(Excerpted from James F. Willis, Southern Arkansas University: The Mulerider School’s Centennial History, 1909-2009, pp. 346-348)
SAU’s academic program continued to adjust to new technology and society’s needs. New bachelor’s degrees were added in agriculture science, athletic training, criminal justice, exercise science, nursing, and social work. New master’s degrees were added in education and library science. A cooperative arrangement with the University of Arkansas at Little Rock (UALR) provided an MBA at SAU via compressed video. The Internet that exploded in the 1990s made this form of distance learning from UALR possible.
The Internet and the rapidly growing job market for computer science graduates led SAU to upgrade its computer science offering in 1996 from a minor to a major in the math and computer science department. A business-oriented degree in computer science information systems (CIS) had been established years earlier in the 1970s not long after SAU first computerized its registration and other processes. Dr. Albert Stecker had established the CIS program. Engineering Professor Ivan Brown and student assistant David Keith, who later became the longtime director of computer services, handled the mainframe that then dominated the world of computers. After Brown’s untimely death, SAU’s principal computer was named IVAN in his honor. Increasingly, personal computers (the PC) replaced the dumb terminals linked to central processing. In 1991–92, Keith and his staff linked these office and classroom personal computers to a fiber-optic campus network that in turn was connected to the Internet. The increasing reliance upon computers at SAU required a doubling of the technology staff from four in 1982 to nine by 1991.
In many ways, they became the most important individuals at SAU. If computers did not operate properly, SAU grounded to a halt. The expertise of longtime staff, including Pam Burton Riggins, Kathy Cole, Doris Malone, Joseph Haney, and Gary Hickson, “saved the day” for many faculty and administrators. SAU cooperated with Southwest Arkansas leaders, who later formed in 2000 a Golden Triangle Economic Development Council. SAU provided land north of the main campus for a fiber-optic park to attract high tech companies. Other factors, however, limited its attraction. On the other hand, almost all activities at the university from registration to grades to finances to communication were successfully integrated through networked computers. In 1996, SAU placed its first home page on the Internet. By 2009, SAU was linked to the ultra-broadband network, known as ARE-ON, which gained access for Arkansas universities to supercomputers.This new technology enhanced, some would say revolutionized, teaching and learning at SAU. Dr. Edward P. Kardas, SAU’s Macintosh computer guru, successfully promoted the establishment of fellowships for technology in teaching to reward faculty who embraced innovative instruction.
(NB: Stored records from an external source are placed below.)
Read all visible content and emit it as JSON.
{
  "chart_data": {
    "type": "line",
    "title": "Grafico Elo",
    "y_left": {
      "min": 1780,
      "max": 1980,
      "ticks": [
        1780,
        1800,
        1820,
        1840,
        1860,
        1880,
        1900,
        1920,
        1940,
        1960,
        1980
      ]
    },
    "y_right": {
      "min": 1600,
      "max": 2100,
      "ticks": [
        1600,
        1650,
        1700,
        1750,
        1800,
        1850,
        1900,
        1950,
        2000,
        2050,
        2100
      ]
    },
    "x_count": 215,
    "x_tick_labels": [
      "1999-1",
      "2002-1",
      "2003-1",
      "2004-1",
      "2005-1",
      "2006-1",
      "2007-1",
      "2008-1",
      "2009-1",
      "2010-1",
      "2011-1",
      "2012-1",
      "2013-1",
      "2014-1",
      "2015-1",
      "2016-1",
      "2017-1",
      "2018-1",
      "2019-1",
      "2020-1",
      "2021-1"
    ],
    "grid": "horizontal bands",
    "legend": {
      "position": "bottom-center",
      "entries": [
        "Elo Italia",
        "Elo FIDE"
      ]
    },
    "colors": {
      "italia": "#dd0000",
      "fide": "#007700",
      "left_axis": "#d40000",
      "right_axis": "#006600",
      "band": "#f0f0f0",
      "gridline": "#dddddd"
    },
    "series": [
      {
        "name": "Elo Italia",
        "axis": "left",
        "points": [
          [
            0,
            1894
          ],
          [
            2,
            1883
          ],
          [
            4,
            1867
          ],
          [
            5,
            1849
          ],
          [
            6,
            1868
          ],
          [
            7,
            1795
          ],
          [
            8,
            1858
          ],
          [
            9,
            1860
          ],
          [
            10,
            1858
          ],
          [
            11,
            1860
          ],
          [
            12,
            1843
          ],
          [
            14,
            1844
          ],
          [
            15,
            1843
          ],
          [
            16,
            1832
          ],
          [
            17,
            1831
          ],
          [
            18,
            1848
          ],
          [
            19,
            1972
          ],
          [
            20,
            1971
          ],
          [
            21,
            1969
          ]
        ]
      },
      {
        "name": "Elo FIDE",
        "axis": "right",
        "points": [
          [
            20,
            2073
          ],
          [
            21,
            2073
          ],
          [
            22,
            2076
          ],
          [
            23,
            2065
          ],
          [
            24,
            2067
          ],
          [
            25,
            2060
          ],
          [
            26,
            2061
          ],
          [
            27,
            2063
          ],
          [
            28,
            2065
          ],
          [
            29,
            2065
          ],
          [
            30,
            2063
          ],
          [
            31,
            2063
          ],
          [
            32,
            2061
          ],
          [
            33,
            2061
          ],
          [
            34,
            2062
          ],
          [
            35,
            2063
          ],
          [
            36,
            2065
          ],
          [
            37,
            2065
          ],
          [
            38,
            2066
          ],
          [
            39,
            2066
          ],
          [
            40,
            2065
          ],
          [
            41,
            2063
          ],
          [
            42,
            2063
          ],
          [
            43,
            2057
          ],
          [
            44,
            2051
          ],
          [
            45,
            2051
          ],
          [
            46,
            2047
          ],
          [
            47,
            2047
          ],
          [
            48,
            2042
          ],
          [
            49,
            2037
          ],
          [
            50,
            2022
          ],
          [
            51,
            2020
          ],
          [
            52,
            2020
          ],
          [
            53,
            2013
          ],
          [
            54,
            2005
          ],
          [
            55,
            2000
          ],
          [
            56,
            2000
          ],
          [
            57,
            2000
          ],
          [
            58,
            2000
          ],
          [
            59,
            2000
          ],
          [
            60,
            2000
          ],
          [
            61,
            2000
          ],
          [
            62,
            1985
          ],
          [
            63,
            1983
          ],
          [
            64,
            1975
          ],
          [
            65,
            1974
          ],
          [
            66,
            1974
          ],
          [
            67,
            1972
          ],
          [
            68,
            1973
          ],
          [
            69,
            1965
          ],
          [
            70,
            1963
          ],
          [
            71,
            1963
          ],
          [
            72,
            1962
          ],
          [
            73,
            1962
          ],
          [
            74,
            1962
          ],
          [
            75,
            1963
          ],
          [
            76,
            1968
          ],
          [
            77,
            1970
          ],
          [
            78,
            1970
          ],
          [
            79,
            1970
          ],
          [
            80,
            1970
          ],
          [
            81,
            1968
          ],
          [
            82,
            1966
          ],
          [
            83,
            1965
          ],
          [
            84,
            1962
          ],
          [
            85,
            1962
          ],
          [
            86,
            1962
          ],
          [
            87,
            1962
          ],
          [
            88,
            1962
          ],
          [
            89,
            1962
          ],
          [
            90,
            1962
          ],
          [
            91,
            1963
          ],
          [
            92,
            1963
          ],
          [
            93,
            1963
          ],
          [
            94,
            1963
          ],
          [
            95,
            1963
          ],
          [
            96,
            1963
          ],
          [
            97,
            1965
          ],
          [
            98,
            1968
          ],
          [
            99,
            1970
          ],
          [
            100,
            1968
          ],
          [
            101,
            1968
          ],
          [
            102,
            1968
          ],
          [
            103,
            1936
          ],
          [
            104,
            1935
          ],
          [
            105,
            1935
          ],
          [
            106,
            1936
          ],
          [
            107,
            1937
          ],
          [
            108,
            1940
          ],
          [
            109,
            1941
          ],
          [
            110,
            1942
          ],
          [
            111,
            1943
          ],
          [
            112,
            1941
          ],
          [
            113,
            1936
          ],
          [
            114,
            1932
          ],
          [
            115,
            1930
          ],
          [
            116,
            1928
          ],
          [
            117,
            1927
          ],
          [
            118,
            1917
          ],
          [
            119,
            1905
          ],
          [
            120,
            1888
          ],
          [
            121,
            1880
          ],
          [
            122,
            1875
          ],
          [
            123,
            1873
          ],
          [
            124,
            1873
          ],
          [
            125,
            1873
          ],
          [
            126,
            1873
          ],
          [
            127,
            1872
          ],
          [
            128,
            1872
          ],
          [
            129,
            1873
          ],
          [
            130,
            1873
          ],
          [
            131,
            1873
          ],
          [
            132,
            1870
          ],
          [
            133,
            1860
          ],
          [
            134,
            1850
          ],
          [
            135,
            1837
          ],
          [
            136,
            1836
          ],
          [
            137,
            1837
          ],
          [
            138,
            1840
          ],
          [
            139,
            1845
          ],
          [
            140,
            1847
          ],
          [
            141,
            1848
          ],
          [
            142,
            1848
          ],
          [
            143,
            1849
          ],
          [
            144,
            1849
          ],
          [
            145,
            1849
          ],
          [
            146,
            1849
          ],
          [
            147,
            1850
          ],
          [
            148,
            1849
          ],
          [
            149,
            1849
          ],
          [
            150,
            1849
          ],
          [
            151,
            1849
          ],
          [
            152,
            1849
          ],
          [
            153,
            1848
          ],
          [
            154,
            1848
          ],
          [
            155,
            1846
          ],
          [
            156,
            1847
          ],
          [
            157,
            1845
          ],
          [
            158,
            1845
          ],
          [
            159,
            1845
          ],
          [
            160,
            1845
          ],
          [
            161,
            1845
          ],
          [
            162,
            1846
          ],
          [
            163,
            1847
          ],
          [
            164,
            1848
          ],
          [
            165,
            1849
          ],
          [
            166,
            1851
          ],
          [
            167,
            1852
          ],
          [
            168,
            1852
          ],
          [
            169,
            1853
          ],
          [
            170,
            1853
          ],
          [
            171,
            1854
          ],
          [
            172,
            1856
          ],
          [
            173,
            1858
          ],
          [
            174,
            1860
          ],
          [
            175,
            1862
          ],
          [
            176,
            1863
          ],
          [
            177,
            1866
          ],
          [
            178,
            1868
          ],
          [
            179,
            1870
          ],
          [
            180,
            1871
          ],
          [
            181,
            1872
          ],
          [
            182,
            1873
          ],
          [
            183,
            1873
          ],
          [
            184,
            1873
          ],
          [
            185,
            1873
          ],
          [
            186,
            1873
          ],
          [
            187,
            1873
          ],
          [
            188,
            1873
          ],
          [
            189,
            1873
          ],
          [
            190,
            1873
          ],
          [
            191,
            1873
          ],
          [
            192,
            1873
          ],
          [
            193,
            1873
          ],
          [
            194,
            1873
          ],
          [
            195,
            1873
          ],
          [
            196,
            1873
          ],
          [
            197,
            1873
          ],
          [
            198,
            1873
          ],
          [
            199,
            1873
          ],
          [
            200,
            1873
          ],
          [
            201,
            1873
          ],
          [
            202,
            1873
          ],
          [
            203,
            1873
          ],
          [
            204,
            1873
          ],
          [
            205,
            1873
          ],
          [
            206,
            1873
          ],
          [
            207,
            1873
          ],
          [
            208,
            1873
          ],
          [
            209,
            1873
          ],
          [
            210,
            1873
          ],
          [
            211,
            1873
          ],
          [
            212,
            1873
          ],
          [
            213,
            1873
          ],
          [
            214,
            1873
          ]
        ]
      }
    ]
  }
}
The pace of technological change was so rapid that Dr. Gamble feared that the costs of updating software and equipment would swamp the budget. Placing Ronnie Birdsong in charge, he tried to exert greater control over its expansion. Among other measures, a ban was announced on maintenance or replacement of computers obtained by external grants, including those that Magale Library had obtained for student use.
Computers and the Internet transformed library usage more than any other academic activity on campus. New library directors, first Dr. Kristi Tornquist and later Peggy Walters, eagerly embraced the new technology. As a result, the library’s catalog went online in 1991, and before the turn of the new century, students and faculty had access via the Internet and research databases to as much information as had been available a few years before only in the world’s major research libraries. Magale Library, by 2008, had access to seventy-five databases with thousands of full-text magazines, academic journals, newspapers, government documents, reports, and other research materials.